YSH tercenung bahkan miris ! Apalagi ketika beberapa waktu lalu membaca pernyataan Deputi Pencegahan Badan Narkotika Nasional (BNN) di sebuah situs online, bahwa sebanyak 22 persen pengguna narkoba di Indonesia berasal dari kalangan pelajar, meminjam bahasa gaul anak muda jaman sekarang "saya makin galau", ucar YSH. Jumlah 22 persen tersebut menempati urutan kedua di Indonesia, terbanyak setelah pekerja yang menggunakan narkoba.
Berbekal cerita Atase Pertahanan KBRI di Bangkok dahulu, ditambah dengan data yang dilansir oleh pejabat BNN itu, membuat pribadi YSH respect dan selalu mengapresiasi siapapun yang berupaya mengambil langkah-langkah penyadaran dan pencegahan kepada masyarakat, maupun upaya penyelamatan dan rehabilitasi bagi para korban narkoba, serta menghukum sang pelaku dan kaki tangannya dengan hukuman yang setimpal.
Tentu saja apresiasi itu termasuk yang YSH tujukan kepada Yayasan Seni Rupa Indonesia (YSRI), lewat acara tahunan Kompetisi Nasional Seni Lukis Remaja (KNSLR) yang diselenggarakan pada tahun kemarin. Pilihan tema yang diangkat pun "Keren Tanpa Narkoba" memiliki bobot kesadaran, sekaligus menunjukkan kepedulian YSRI (lembaga seni rupa nirlaba tertua di Indonesia) terhadap masa depan pelajar atau generasi muda Indonesia. Hal ini menyadarkan masyarakat bahwa ruang lingkup seni rupa "peduli" dan ikut berperan dengan masalah-masalah sosial, dengan bermodalkan bahasa gagasan (konsep), teknik, elemen garis, bidang, warna, komposisi, ritme, perspektif, harmoni hingga keindahan.
Kalau kita semua melihat, pandangan dan suara-suara visual imajinatif dari dalam karya peserta, yang kebanyakan dari kalangan pelajar, dapat dikelompokkan menjadi tiga kecenderungan besar.
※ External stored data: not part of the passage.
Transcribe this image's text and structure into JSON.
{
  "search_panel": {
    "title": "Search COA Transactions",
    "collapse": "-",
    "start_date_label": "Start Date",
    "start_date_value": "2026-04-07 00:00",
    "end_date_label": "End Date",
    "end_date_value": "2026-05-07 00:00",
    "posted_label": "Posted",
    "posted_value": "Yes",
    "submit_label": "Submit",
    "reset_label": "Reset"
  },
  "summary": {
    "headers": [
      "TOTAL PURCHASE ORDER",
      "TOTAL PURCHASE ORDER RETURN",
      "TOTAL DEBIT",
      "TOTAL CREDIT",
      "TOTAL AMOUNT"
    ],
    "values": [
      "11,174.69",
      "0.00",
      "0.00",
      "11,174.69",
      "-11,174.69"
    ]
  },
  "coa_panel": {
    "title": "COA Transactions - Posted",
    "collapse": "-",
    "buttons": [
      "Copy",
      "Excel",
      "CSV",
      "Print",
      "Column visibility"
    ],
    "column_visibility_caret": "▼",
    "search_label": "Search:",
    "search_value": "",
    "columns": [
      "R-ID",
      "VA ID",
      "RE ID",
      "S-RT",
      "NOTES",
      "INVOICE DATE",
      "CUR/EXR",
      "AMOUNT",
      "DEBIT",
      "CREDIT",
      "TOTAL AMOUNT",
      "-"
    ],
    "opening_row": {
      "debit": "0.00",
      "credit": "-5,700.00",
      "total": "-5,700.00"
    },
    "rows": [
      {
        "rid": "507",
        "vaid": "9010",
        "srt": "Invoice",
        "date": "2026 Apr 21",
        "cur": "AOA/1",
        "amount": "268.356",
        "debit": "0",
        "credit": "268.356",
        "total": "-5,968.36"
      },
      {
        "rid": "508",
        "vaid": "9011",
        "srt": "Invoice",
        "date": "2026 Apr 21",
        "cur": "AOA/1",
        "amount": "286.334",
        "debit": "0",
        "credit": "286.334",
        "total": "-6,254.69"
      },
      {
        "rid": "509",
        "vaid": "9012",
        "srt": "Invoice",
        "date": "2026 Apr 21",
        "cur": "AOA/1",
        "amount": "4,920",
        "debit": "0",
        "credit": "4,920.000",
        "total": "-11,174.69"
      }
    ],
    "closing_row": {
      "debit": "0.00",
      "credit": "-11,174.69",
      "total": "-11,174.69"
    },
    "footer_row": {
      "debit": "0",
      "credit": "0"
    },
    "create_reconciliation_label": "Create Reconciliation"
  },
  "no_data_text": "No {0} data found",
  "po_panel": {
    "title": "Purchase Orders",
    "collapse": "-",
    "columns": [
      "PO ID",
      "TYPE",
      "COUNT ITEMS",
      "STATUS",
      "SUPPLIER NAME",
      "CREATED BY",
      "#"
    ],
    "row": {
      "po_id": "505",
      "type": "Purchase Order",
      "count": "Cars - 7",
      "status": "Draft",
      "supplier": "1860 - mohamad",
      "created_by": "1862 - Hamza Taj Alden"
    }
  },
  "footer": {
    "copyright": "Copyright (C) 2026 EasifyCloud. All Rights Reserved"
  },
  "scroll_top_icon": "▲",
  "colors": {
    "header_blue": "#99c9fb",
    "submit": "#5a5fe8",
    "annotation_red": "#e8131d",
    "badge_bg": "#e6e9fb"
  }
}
Kecenderungan pertama, entah mengapa beberapa peserta dari daerah berbeda memiliki bayangan yang sama, bahwa dunia narkoba adalah dunia sebab-akibat. Persepsi seperti itu, menggiring mereka pada pemecahan visual, yang membagi ruang kanvas menjadi dua bagian. Bagian bawah atau samping kiri sebagai dunia sebab, dan bagian atas atau samping kanan sebagai dunia akibat. Tentu saja persepsi seperti ini menjadi menarik, sekaligus menjadi kunci atas pemahaman mereka atas mereka atas tema "Keren Tanpa Narkoba".
Kalau diterjemahkan dengan kata-kata, visualisasi yang diterapkan pada kebanyakan lukisan mereka, berbunyi begini : "Kalau Anda mau menjauhi narkoba itu, maka Anda akan berhasil menjadi juara kehidupan". Untuk menggambarkan keberhasilan tersebut, diantaranya ada yang menggambarkan dengan membawa piala atau medali.
Ada juga yang menggambarkan hal tersebut dengan dua batang pohon yang saling bertarung : yang satu tumbuh ke atas (lambang kebaikan) dengan masing-masing cabang ranting daun seperti berbentuk wajah-wajah. Pohon satunya lagi tumbuh ke arah bawah (lambang keburukan). Nah, pertemuan akar-akar dari kedua pohon ini terdapat rongga bayi, yang mengajak kita untuk berfikir : "Iya ya, bayi-bayi di Indonesia itu sejak lahir telah dijadikan ajang tarik-menarik antara dunia narkoba dan kehidupan positif. Kalau si bayi dalam perkembangannya kemudian mendapat lingkungan (keluarga, sekolah, pergaulan, dll) yang baik, maka ia bisa ikut ramai-ramai menaiki tangga prestasi dalam kehidupan bermasyarakat".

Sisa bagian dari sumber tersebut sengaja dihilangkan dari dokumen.